BACKGROUND: Alveolar macrophage (AM) dysfunction driven by oxidative stress contributes significantly to human chronic lung diseases like COPD and IPF. This oxidative stress often leads to DNA damage and cellular senescence, perpetuating inflammation. Shikimic acid (SA), a natural compound with antioxidant potential, requires investigation for its specific protective mechanisms in AMs, particularly regarding DNA repair and senescence modulation, to evaluate its therapeutic relevance. METHODS: Porcine AMs (3D4/21 cells) were pretreated with SA and the positive control N-Acetyl-L-cysteine, respectively, before oxidative challenge with tert-butyl hydroperoxide (TBHP). We assessed cell viability (CCK-8), cytotoxicity (LDH), oxidative stress and inflammation markers (ROS, NO, iNOS, COX-2). Transcriptomics identified global gene/pathway changes. Western blotting validated key DNA damage response (DDR) proteins (XRCC1 and PARP1) and poly (ADP-ribose) (PAR) levels (indicative of PARP1 activity). Senescence was determined via senescence-associated β-galactosidase (SA-β-gal) staining and ELISA for senescence-associated secretory phenotype (SASP) factors (TNF-α, IL-1β, IL-6, IL-8). RESULTS: SA pretreatment significantly enhanced cell viability, decreased LDH release (P < 0.05), and markedly reduced intracellular ROS and NO levels (P < 0.05) compared to TBHP-stressed controls.
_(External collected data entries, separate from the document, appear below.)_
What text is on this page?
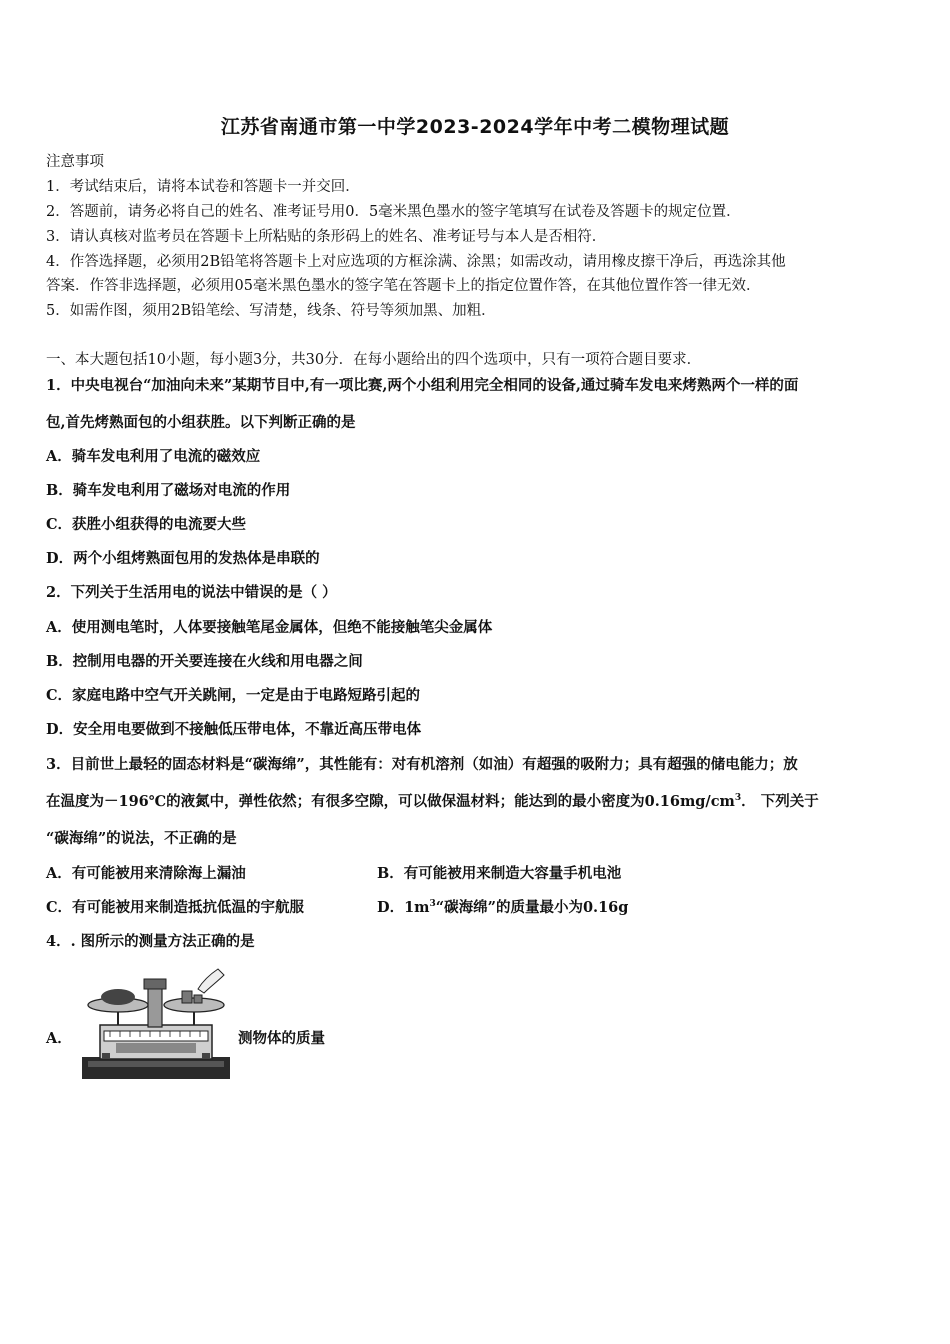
江苏省南通市第一中学2023-2024学年中考二模物理试题
注意事项
1．考试结束后，请将本试卷和答题卡一并交回．
2．答题前，请务必将自己的姓名、准考证号用0．5毫米黑色墨水的签字笔填写在试卷及答题卡的规定位置．
3．请认真核对监考员在答题卡上所粘贴的条形码上的姓名、准考证号与本人是否相符．
4．作答选择题，必须用2B铅笔将答题卡上对应选项的方框涂满、涂黑；如需改动，请用橡皮擦干净后，再选涂其他
答案．作答非选择题，必须用05毫米黑色墨水的签字笔在答题卡上的指定位置作答，在其他位置作答一律无效．
5．如需作图，须用2B铅笔绘、写清楚，线条、符号等须加黑、加粗．
一、本大题包括10小题，每小题3分，共30分．在每小题给出的四个选项中，只有一项符合题目要求．
1．中央电视台“加油向未来”某期节目中,有一项比赛,两个小组利用完全相同的设备,通过骑车发电来烤熟两个一样的面
包,首先烤熟面包的小组获胜。以下判断正确的是
A．骑车发电利用了电流的磁效应
B．骑车发电利用了磁场对电流的作用
C．获胜小组获得的电流要大些
D．两个小组烤熟面包用的发热体是串联的
2．下列关于生活用电的说法中错误的是（ ）
A．使用测电笔时，人体要接触笔尾金属体，但绝不能接触笔尖金属体
B．控制用电器的开关要连接在火线和用电器之间
C．家庭电路中空气开关跳闸，一定是由于电路短路引起的
D．安全用电要做到不接触低压带电体，不靠近高压带电体
3．目前世上最轻的固态材料是“碳海绵”，其性能有：对有机溶剂（如油）有超强的吸附力；具有超强的储电能力；放
在温度为－196℃的液氮中，弹性依然；有很多空隙，可以做保温材料；能达到的最小密度为$0.16mg/cm^3$． 下列关于
“碳海绵”的说法，不正确的是
A．有可能被用来清除海上漏油	B．有可能被用来制造大容量手机电池
C．有可能被用来制造抵抗低温的宇航服	D．$1m^3“$碳海绵”的质量最小为0.16g
4．. 图所示的测量方法正确的是
A．	测物体的质量
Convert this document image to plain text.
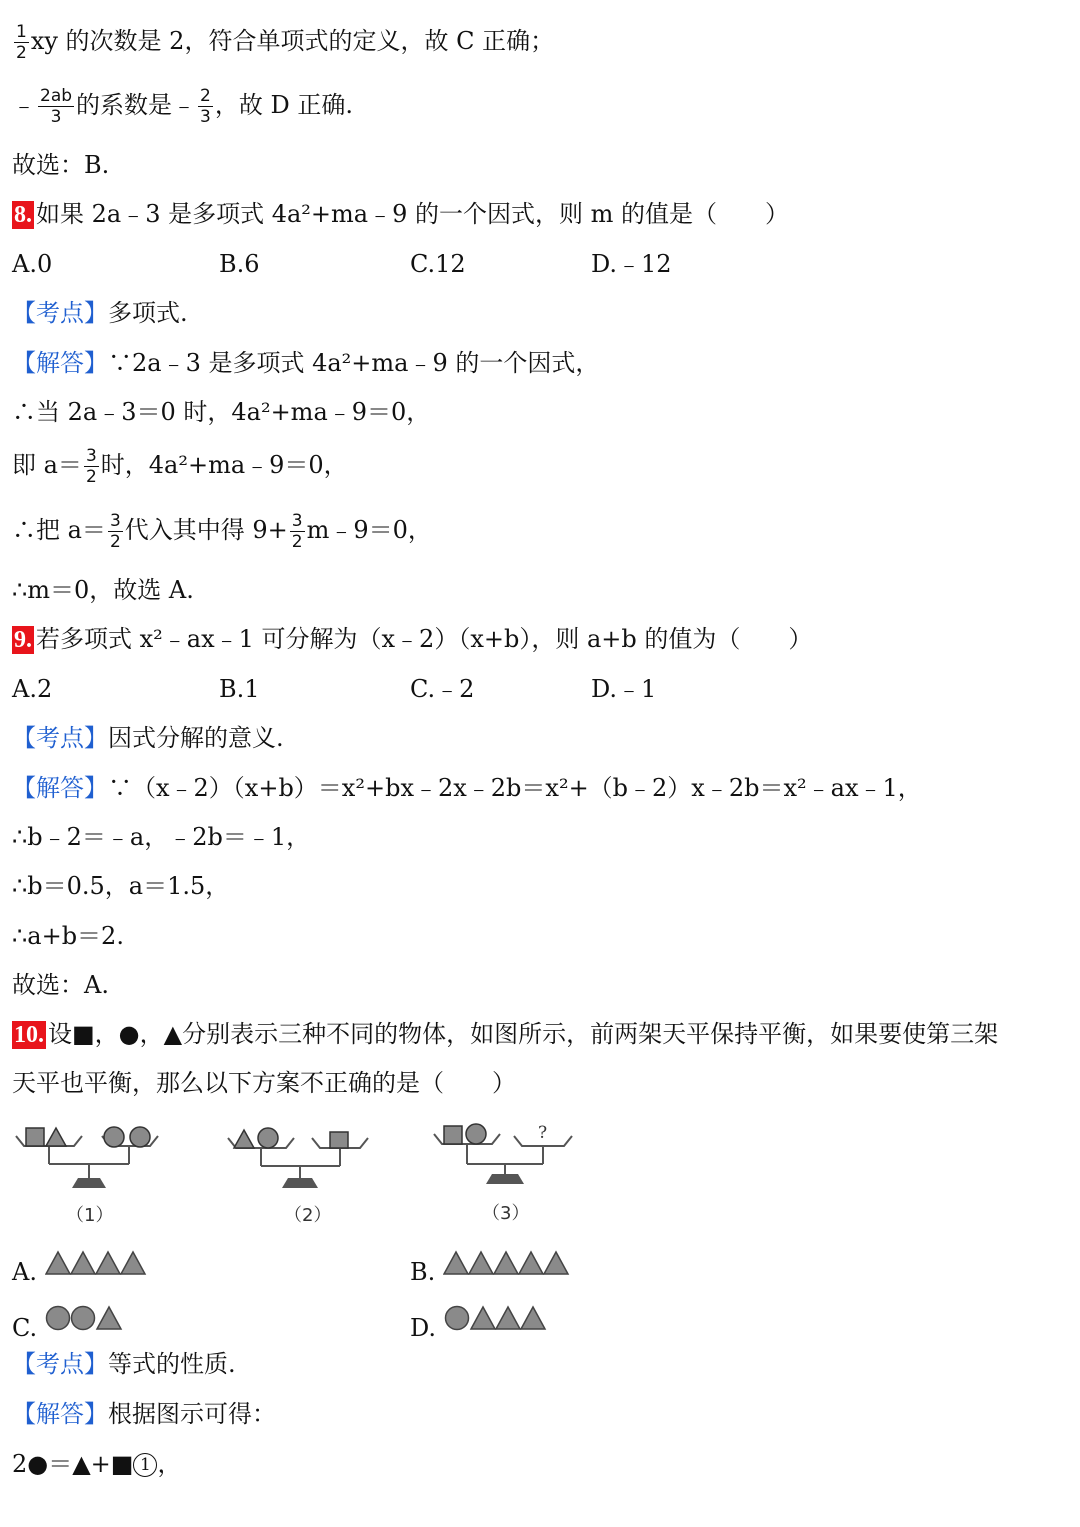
$\frac{1}{2}$ xy 的次数是 2，符合单项式的定义，故 C 正确；
﹣ $\frac{2ab}{3}$ 的系数是﹣ $\frac{2}{3}$ ，故 D 正确.
故选：B.
8. 如果 2a﹣3 是多项式 4a²+ma﹣9 的一个因式，则 m 的值是（　　）
A.0	B.6	C.12	D.﹣12
【考点】多项式.
【解答】∵2a﹣3 是多项式 4a²+ma﹣9 的一个因式，
∴当 2a﹣3＝0 时，4a²+ma﹣9＝0，
即 $a= \frac{3}{2}$ 时，4a²+ma﹣9＝0，
∴把 $a= \frac{3}{2}$ 代入其中得 $9+ \frac{3}{2}$ m﹣9＝0，
∴m＝0，故选 A.
9. 若多项式 x²﹣ax﹣1 可分解为（x﹣2）（x+b），则 a+b 的值为（　　）
A.2	B.1	C.﹣2	D.﹣1
【考点】因式分解的意义.
【解答】∵（x﹣2）（x+b）＝x²+bx﹣2x﹣2b＝x²+（b﹣2）x﹣2b＝x²﹣ax﹣1，
∴b﹣2＝﹣a，﹣2b＝﹣1，
∴b＝0.5，a＝1.5，
∴a+b＝2.
故选：A.
10. 设■，●，▲分别表示三种不同的物体，如图所示，前两架天平保持平衡，如果要使第三架
天平也平衡，那么以下方案不正确的是（　　）
（1）	（2）
?
（3）
A.	B.
C.	D.
【考点】等式的性质.
【解答】根据图示可得：
2●＝▲+■ 1 ，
Pro-inflammatory iNOS and COX-2 expression was also significantly lowered by SA (P < 0.05). Transcriptomics revealed significant alterations in gene expression, highlighting enrichment in DNA repair and senescence pathways. Mechanistically, SA significantly counteracted the TBHP-induced upregulation of XRCC1 and PARP1 protein levels, and PAR levels (P < 0.05), suggesting normalization of the DDR. Furthermore, SA substantially decreased the percentage of senescent (SA-β-gal positive) cells (P < 0.05) and suppressed the secretion of multiple SASP factors (P < 0.05). CONCLUSION: SA effectively restores homeostasis in oxidatively injured 3D4/21 cells by concurrently mitigating oxidative stress and inflammation, modulating the DDR, particularly PARP1 activation and associated factors, and attenuating cellular senescence. This positions SA as a promising candidate for further investigation as a therapeutic agent for human lung diseases characterized by macrophage dysfunction and oxidative pathology.